Valya Mladenova Balkanska (Валя Младенова Балканска; born Feyme Kestebekova, Фейме Кестебекова; on 8 January 1942) is a Bulgarian folk singer from the Rhodope Mountains known locally for her wide repertoire of Balkan folk songs, but in the West mainly for singing the song "Izlel ye Delyo Haydutin", part of the Voyager Golden Record selection of music included in the two Voyager spacecraft launched in 1977.

==Early life==
Born as Feyme Kestebekova in a hamlet near the village of Arda, Smolyan Province, Balkanska has been singing Rhodope folk songs since her early childhood.

==Career==
Balkanska performs a repertoire of over 300 songs in Bulgaria and abroad. Balkanska has been working with the Rodopa State Ensemble for Folk Songs and Dances from Smolyan, of which she is a soloist, since 1960. Her album Glas ot vechnostta (Voice from the Eternity), released in 2004, is a compilation of her best-known songs, including "A bre yunache ludo i mlado", "Goro le goro zelena", and "Maychinko stara maychinko".

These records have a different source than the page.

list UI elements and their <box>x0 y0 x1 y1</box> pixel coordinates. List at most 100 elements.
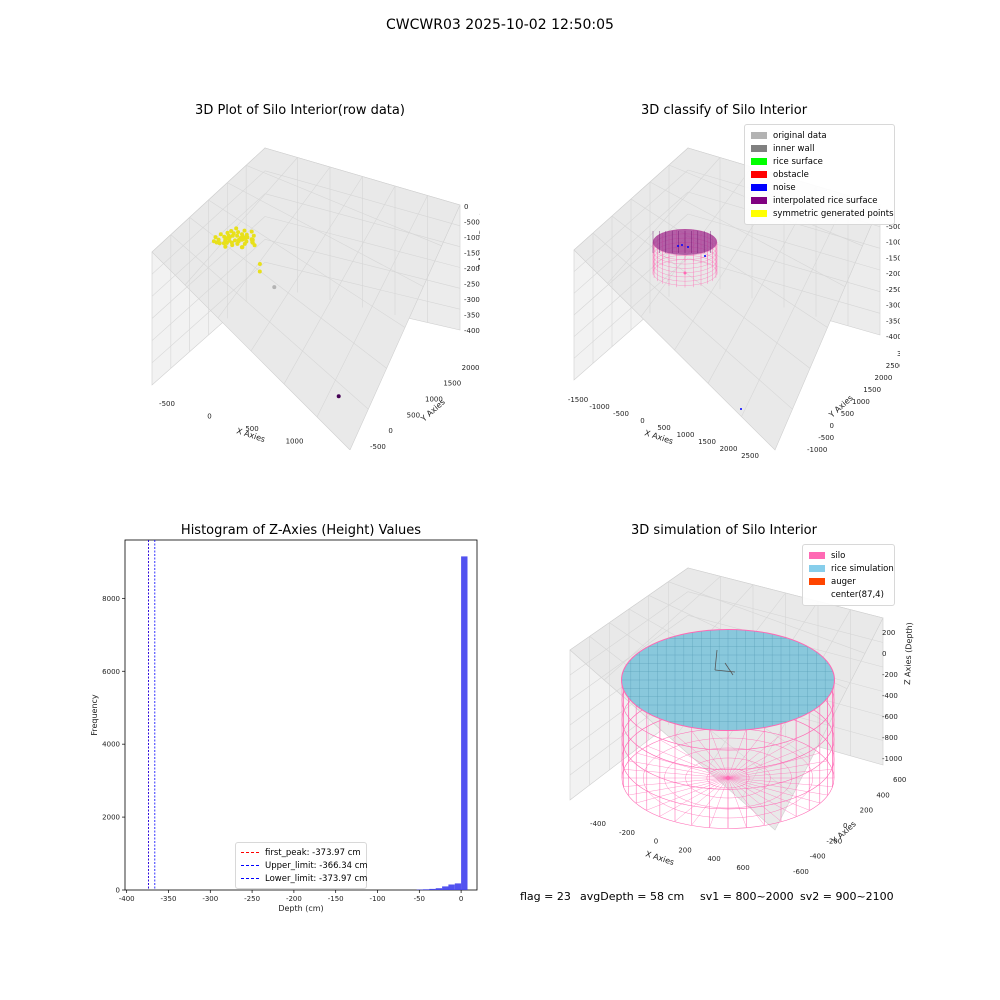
panels.simulation.xticks-tick-label: -200 <box>619 829 635 837</box>
grid-line <box>246 165 442 247</box>
grid-line <box>668 581 866 654</box>
legend-swatch <box>751 210 767 217</box>
panels.simulation.yticks-tick-label: 600 <box>893 776 906 784</box>
silo-floor-spoke <box>727 777 833 787</box>
z-axis-label: Z Axies (Depth) <box>903 622 914 685</box>
silo-floor-spoke <box>727 745 810 779</box>
panels.classify.xticks-tick-label: 2000 <box>720 445 738 453</box>
legend-swatch <box>809 565 825 572</box>
panels.classify.yticks-tick-label: 1000 <box>852 398 870 406</box>
x-tick-label: -300 <box>202 895 218 903</box>
silo-floor-spoke <box>674 777 729 822</box>
panels.simulation-legend-item: center(87,4) <box>809 588 888 601</box>
panels.simulation-legend-item: auger <box>809 575 888 588</box>
data-point <box>242 228 247 233</box>
panels.simulation-legend-item: silo <box>809 549 888 562</box>
data-point <box>222 234 227 239</box>
panels.classify.xticks-tick-label: -1000 <box>589 403 609 411</box>
histogram-bar <box>423 889 430 890</box>
panels.classify.yticks-tick-label: 500 <box>841 410 854 418</box>
silo-floor-spoke <box>628 777 729 796</box>
footer-avg-depth: avgDepth = 58 cm <box>580 890 685 903</box>
legend-swatch <box>809 591 825 598</box>
panels.classify-legend-item: symmetric generated points <box>751 207 894 220</box>
panels.raw.xticks-tick-label: 500 <box>245 425 258 433</box>
panels.classify-legend-item: rice surface <box>751 155 888 168</box>
panels.classify.xticks-tick-label: 0 <box>640 417 644 425</box>
data-point <box>336 394 341 399</box>
interpolated-surface-cylinder <box>652 229 718 288</box>
legend-label: noise <box>773 182 796 193</box>
panels.simulation.zticks-tick-label: -600 <box>882 713 898 721</box>
legend-swatch <box>241 878 259 879</box>
panels.classify.xticks-tick-label: 2500 <box>741 452 759 460</box>
panels.classify.zticks-tick-label: -3000 <box>886 302 900 310</box>
data-point <box>242 241 247 246</box>
data-point <box>252 243 257 248</box>
legend-label: first_peak: -373.97 cm <box>265 847 361 858</box>
data-point <box>229 229 234 233</box>
data-point <box>216 237 221 242</box>
auger-arm <box>714 669 736 673</box>
grid-line <box>264 261 461 310</box>
panels.simulation.zticks-tick-label: 200 <box>882 629 895 637</box>
silo-floor-spoke <box>727 760 828 779</box>
data-point <box>234 226 239 231</box>
y-tick-label: 0 <box>116 887 120 895</box>
panels.simulation-legend-item: rice simulation <box>809 562 894 575</box>
data-point <box>233 238 237 243</box>
silo-floor-spoke <box>659 739 729 779</box>
histogram-bar <box>435 888 443 890</box>
histogram-bar <box>454 883 462 890</box>
panels.raw.xticks-tick-label: 1000 <box>286 438 304 446</box>
panels.raw.zticks-tick-label: 0 <box>464 203 468 211</box>
histogram-bar <box>448 884 455 890</box>
silo-floor-spoke <box>727 728 747 779</box>
legend-label: Upper_limit: -366.34 cm <box>265 860 368 871</box>
panels.classify.yticks-tick-label: -500 <box>818 434 834 442</box>
panels.raw.yticks-tick-label: 500 <box>407 411 420 419</box>
legend-swatch <box>751 197 767 204</box>
silo-floor-spoke <box>709 728 729 779</box>
legend-label: auger <box>831 576 856 587</box>
silo-floor-spoke <box>646 777 729 811</box>
grid-line <box>687 257 881 314</box>
panels.simulation.zticks-tick-label: -1000 <box>882 755 902 763</box>
x-tick-label: -150 <box>328 895 344 903</box>
legend-label: rice simulation <box>831 563 894 574</box>
data-point <box>240 232 244 237</box>
panels.classify.zticks-tick-label: -2500 <box>886 286 900 294</box>
panels.simulation.zticks-tick-label: -400 <box>882 692 898 700</box>
data-point <box>272 285 277 290</box>
panels.simulation.zticks-tick-label: -800 <box>882 734 898 742</box>
silo-floor-spoke <box>636 752 729 779</box>
silo-floor-spoke <box>727 777 797 817</box>
x-axis-label: X Axies <box>644 849 675 867</box>
panels.classify.xticks-tick-label: -1500 <box>568 396 588 404</box>
panels.raw.xticks-tick-label: -500 <box>159 400 175 408</box>
footer-sv2: sv2 = 900~2100 <box>800 890 894 903</box>
panels.classify.yticks-tick-label: 1500 <box>863 386 881 394</box>
silo-floor-ring <box>685 757 771 799</box>
panels.histogram-legend-item: Lower_limit: -373.97 cm <box>241 872 367 885</box>
footer-flag: flag = 23 <box>520 890 571 903</box>
panels.classify.zticks-tick-label: -1500 <box>886 254 900 262</box>
y-tick-label: 4000 <box>102 741 120 749</box>
legend-label: inner wall <box>773 143 815 154</box>
legend-swatch <box>809 552 825 559</box>
silo-floor-spoke <box>727 739 797 779</box>
panels.raw.zticks-tick-label: -3500 <box>464 312 480 320</box>
histogram-title: Histogram of Z-Axies (Height) Values <box>180 523 422 538</box>
panels.simulation.zticks-tick-label: -200 <box>882 671 898 679</box>
silo-center <box>726 776 730 780</box>
panels.raw.zticks-tick-label: -4000 <box>464 327 480 335</box>
panels.classify.yticks-tick-label: -1000 <box>807 446 827 454</box>
panels.classify.yticks-tick-label: 3000 <box>897 350 900 358</box>
silo-floor-ring <box>642 737 814 819</box>
x-tick-label: -350 <box>161 895 177 903</box>
legend-swatch <box>751 132 767 139</box>
silo-floor-spoke <box>636 777 729 804</box>
y-tick-label: 2000 <box>102 814 120 822</box>
z-axis-label: Z Axies (Depth) <box>477 207 480 270</box>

==="Izlel ye Delyo Haydutin" and Voyager===
Balkanska is most famous in the West for "Izlel ye Delyo Haydutin", which she recorded in 1968 accompanied by the bagpipe (gaida) players Lazar Kanevski and Stephan Zahmanov. Her best-known recording was made in the late 1960s by the American explorer of Bulgarian folklore Martin Koening and was released on vinyl in the United States. A few years later, a specimen of the record accidentally fell among the purchased records for the preparation of the Golden Record, a message from the Earth to fly out of the Solar System aboard two identical spacecraft from the NASA Voyager program. The song was included in the final 90-minute musical selection by Carl Sagan and flew first on the Voyager 2, which was launched on August 20, 1977, and two weeks later on September 5, 1977, on the Voyager 1. On August 25, 2012, Voyager 1 became the first object of human origin to leave the Heliosphere and to enter Interstellar medium.

==Accolades==
In 2002, Balkanska was awarded the Stara Planina Orden (the highest Bulgarian award). She was honoured with her own star plate on the Bulgarian Walk of Fame in Sofia in December 2005.